MOORE HAVEN — One big goal of Superintendent Scott Bass’s for the Glades County School District was achieved with a rise in the high school graduation rate — and although the state reported the wrong percentage, it doesn’t diminish that achievement. It’s higher than Florida’s statewide rate, he says, something Glades County never had done before. But despite the mix-up, Mr. Bass remains focused on the other main goals he’s set for 2019 and already was toiling toward last year.

The mass shooting and deaths that occurred in February 2018 at Marjory Stoneman Douglas High School in South Florida reordered priorities for districts statewide, thrusting security into the limelight with the Legislature passing a bill mandating heightened measures at all schools, so those became No. 1.

Mr. Bass said there’d been a security assessment done at all Glades’ facilities, with close cooperation from the sheriff.

“We are working with a company now — they’re actually going to start in January, implementing some hardening items in our facilities.” However, “it’s going to make things a little inconvenient for parents and community members especially,” he said.

Glades County Sheriff David Hardin placed a school resource officer at each facility, plus has one stationed at his office for backup.

The second most important goal, he said, is recruitment and retention of teachers, adding that the district would maintain its efforts that have been reported previously.

“We have a great partnership going on with FGCU (Florida Gulf Coast University) that they have come in and provided assistance to our staff to help them pass the certification class, and I just read a few minutes ago that hopefully there could be some legislation that will allow school districts to keep those teachers in place that are still working through that certification process beyond the three years that they’re granted right now,” he stated.

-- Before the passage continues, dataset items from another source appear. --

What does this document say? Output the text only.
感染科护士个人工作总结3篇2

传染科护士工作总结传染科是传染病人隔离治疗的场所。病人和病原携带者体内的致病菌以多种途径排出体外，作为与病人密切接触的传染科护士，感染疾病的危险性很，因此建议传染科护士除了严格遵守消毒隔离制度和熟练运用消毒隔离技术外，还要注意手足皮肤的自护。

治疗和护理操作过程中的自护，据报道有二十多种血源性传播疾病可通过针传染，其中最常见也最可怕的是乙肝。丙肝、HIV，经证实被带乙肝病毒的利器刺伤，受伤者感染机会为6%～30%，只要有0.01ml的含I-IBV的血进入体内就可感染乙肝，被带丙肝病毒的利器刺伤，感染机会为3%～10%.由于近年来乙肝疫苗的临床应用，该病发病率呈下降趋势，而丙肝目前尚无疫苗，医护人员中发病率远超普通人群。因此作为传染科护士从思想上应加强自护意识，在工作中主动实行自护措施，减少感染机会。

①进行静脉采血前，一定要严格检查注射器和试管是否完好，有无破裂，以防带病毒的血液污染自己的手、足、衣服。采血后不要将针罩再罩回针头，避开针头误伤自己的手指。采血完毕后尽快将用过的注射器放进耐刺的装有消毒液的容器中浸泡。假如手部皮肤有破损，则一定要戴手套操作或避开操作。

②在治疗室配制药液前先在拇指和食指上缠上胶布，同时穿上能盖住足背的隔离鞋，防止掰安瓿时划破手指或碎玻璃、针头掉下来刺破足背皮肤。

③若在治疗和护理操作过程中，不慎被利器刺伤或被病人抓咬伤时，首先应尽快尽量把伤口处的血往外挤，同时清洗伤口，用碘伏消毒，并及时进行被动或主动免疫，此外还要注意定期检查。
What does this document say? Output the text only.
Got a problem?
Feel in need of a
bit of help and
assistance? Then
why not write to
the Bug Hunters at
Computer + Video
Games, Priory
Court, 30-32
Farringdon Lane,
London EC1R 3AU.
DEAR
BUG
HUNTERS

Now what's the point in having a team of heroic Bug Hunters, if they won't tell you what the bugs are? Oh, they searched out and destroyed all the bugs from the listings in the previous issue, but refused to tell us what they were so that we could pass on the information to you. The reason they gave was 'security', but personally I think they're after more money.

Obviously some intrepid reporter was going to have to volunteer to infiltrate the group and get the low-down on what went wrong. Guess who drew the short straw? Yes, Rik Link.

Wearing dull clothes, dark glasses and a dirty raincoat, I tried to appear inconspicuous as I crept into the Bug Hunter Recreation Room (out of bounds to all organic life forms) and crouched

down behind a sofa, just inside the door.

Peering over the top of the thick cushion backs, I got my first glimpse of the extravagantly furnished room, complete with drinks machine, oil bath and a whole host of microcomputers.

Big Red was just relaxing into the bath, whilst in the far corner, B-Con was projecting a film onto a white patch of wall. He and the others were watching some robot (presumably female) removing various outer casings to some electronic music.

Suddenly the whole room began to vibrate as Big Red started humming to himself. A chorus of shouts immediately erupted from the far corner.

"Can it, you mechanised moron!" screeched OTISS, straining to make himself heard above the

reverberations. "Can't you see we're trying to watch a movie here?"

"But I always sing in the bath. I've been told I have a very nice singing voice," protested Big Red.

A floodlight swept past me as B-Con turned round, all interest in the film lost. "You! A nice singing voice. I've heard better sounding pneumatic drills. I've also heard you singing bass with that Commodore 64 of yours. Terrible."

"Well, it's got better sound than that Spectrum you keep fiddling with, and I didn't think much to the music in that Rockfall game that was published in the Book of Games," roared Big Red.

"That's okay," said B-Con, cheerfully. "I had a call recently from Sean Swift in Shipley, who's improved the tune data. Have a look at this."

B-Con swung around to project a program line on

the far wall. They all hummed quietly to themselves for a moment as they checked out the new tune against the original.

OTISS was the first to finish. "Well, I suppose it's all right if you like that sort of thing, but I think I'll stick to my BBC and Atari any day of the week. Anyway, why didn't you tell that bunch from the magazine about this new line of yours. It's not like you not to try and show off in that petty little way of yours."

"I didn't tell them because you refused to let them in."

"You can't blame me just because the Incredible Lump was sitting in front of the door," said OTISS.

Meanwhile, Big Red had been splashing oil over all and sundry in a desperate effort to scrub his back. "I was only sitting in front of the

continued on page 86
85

The third-most prominent priority on his list is a heightened focus on the quality of instruction by teachers. “We’re still moving forward with our staff. We have a new teacher evaluation tool that we’ve gone to; this is the first year of it. And it’s really designed not so much as only an evaluation instrument of the job that our teachers are doing, but it is a way to improve instruction that will, in turn, help students master components of the FSA (Florida Standards Assessments),” said the superintendent.